Guidelines aren’t rules

I’m a huge fan of the Framework Design Guidelines book.  It provides great instruction on creating reusable libraries, based on Microsoft’s design on the .NET Framework.

But it’s important to remember that guidelines aren’t rules.  Guidelines are recommendations based on a set of perceived best practices.  Even a “DO” or “MUST” guideline can be broken in rare cases where following the guideline creates a negative user experience.  In these cases, you need a pretty overwhelming case against the guideline to not follow it.


Looking at Action Filters in ASP.NET MVC (Preview 2), I found an…interesting naming convention for creating action filters:

public class AdminRoleAttribute : ActionFilterAttribute
    public override void OnActionExecuting(FilterExecutingContext filterContext)
        if (!filterContext.HttpContext.User.IsInRole("Administrator"))
            throw new ApplicationException("For cool dudes only.");

In the ASP.NET MVC framework, we’re required to create a custom attribute to create action filters.  Taking a look at the method I override, when exactly does this method get executed?  Is it before, after or during?  The present tense of the verb implies that it’s during, but that’s not possible.  I have to deduce that it gets executed before the action.

The naming convention here is a little strange, with “OnActionExecuting” the method for “before” and “OnActionExecuted” for “after”.  This naming style is normally used for event raising, where you’d create protected “On” methods that would in turn raise the event.

In the ActionFilterAttribute, there are no events being raised, so this guideline shouldn’t apply. That’s where more clear names like say, “BeforeAction” and “AfterAction” would be far more explicit about when these methods get called.

Other frameworks

Action filters are fairly common in MVC frameworks.  I wouldn’t want to call out this design choice without looking at a few others, so let’s check out what the other cool kids are doing.

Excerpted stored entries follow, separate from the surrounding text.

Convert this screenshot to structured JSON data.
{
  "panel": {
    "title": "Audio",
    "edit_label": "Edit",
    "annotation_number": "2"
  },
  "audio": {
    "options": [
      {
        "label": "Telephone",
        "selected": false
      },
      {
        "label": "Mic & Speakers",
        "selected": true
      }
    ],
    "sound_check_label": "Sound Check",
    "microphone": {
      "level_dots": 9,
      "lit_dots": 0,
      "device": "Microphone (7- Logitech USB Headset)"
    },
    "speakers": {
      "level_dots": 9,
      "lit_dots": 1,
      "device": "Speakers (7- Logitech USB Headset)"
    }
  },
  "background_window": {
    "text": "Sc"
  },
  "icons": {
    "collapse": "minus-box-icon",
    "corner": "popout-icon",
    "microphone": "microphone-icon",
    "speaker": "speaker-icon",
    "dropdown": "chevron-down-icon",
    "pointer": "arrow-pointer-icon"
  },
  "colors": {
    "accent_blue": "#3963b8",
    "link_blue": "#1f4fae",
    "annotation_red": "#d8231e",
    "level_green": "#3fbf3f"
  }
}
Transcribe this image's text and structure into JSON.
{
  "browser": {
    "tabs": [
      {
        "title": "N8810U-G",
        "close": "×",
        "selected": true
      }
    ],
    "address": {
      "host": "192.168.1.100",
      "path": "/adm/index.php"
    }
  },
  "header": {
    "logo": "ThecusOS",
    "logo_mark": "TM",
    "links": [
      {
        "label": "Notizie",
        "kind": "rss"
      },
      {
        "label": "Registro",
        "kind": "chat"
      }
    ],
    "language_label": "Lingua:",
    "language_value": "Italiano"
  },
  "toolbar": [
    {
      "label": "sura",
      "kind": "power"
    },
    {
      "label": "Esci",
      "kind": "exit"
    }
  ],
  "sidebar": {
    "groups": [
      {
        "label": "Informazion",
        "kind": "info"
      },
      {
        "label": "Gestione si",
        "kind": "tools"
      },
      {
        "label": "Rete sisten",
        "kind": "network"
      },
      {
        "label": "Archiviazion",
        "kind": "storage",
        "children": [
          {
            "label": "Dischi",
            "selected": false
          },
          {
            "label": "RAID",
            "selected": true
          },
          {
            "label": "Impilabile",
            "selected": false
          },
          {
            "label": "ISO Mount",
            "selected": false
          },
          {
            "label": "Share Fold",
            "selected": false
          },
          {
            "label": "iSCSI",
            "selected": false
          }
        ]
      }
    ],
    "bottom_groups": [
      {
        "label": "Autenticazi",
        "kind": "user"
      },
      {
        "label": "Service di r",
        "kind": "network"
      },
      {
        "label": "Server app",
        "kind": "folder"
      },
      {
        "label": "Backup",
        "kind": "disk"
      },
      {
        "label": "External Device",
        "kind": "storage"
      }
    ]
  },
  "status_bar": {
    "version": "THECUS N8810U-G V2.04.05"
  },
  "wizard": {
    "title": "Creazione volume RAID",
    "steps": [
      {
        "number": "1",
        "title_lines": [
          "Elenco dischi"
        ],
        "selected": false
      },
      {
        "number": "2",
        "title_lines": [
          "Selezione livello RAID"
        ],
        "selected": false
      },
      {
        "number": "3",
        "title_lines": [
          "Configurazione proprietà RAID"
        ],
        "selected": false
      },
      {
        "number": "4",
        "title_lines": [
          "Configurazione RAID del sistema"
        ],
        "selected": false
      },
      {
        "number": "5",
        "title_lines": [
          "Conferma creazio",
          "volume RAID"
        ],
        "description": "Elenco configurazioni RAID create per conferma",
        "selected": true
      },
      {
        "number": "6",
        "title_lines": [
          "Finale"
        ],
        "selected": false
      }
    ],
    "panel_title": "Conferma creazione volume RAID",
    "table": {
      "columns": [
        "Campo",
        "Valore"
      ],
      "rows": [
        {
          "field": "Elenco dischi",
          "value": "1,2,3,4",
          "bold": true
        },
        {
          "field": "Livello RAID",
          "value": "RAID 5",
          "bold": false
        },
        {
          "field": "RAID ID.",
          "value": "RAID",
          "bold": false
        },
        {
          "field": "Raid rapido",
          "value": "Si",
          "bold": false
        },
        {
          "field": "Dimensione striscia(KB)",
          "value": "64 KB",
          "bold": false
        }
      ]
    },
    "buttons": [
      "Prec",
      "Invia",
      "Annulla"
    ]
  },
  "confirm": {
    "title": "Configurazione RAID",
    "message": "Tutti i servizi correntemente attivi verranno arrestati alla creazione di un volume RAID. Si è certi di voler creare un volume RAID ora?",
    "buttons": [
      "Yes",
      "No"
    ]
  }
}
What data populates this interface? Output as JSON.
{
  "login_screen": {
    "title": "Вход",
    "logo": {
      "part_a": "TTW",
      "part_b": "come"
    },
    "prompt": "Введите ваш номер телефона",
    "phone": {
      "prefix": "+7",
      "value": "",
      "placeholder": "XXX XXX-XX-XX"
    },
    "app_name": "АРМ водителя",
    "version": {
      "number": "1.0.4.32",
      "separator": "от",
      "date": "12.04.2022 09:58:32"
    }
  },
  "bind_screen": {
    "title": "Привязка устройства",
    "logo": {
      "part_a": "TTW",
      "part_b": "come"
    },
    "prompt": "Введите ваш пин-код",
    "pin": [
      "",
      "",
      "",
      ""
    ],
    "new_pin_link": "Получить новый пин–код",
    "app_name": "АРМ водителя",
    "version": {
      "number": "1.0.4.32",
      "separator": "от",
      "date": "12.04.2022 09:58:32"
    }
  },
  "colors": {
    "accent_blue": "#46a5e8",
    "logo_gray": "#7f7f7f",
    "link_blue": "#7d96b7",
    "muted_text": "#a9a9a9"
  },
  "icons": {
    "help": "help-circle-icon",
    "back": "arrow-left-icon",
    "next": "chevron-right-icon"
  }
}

To create a custom filter in MonoRail, you don’t need to create a new attribute type.  In the ASP.NET MVC example, I’d decorate my controllers with the specific “AdminRole” attribute.  The filters in MonoRail are somewhat decoupled from when they’re executed:

public class AdminRoleFilter : IFilter
    public bool Perform(ExecuteEnum exec, IRailsEngineContext context, Controller controller)
        if (!context.CurrentUser.IsInRole("Administrator"))
            controller.Flash.Add("For cool dudes only.");
            controller.Redirect("", "login", "login");
            return false;

        return true;

You then decorate your controller with the FilterAttribute, specifying when the filter gets executed:

[Filter(ExecuteEnum.BeforeAction, typeof(AdminRoleFilter))]
    public class AdminController : SmartDispatcherController

Note the nice pretty name, “BeforeAction”.  Other values for the ExecuteEnum include “AfterAction”, “Around”, “AfterRendering”, etc.  These names are very expressive for exactly when this action should get executed.  I don’t get names like “OnViewRendered” or “OnActionExecutingOhAndByTheWayOnActionExecutedAlso”.

Non-.NET frameworks

Rails has equally expressive manner of doing actions.  This makes sense as MonoRail was heavily influenced by Rails.  In Rails, you can specify then name of the methods to be executed:

class BankController < ActionController::Base
    before_filter :audit

      def audit
        # record the action and parameters in an audit log

  class VaultController < BankController
    before_filter :verify_credentials

      def verify_credentials
        # make sure the user is allowed into the vault

Rails provides many descriptive methods (which can be chained) to modify the filters for a particular controller: “before_filter”, “after_filter”, “around_filter” and others.  Note again the obviously named methods, where the time the filter executes is explicitly named “before” or “after”.

Finally, in Django, filter-like features are created through the Decorator pattern, where you explicitly wrap a controller action in another method that adds functionality:

from django.contrib.auth.decorators import login_required

def my_view(request):
    # ...
my_view = login_required(my_view)

Instead of specifying when the filter is executed, it’s up to the implementer of the decorator to determine when to call the underlying action.  This gives quite a bit of flexibility to the designers of the decorator, but takes it away from the developer, as they can no longer specify when the filter should execute.

Intention-revealing interfaces

In the end, the difference between a good and not-so-good framework can be found in its success in creating Intention-revealing interfaces.  If you can’t look at a component or class and infer its responsibility and purpose without exercising the component, chances are good that you have an intention-revealing interface.

In the ASP.NET MVC filters, I had to guess which one executed before the action, as the word “before” was nowhere to be seen.  When guidelines directly contradict a clear, intention-revealing interface, it’s safe to choose to not follow the guideline.  If we had an ActionFilterAttribute that had only “BeforeFilter” and “AfterFilter”, I don’t think the FDG police will come knocking at anyone’s door.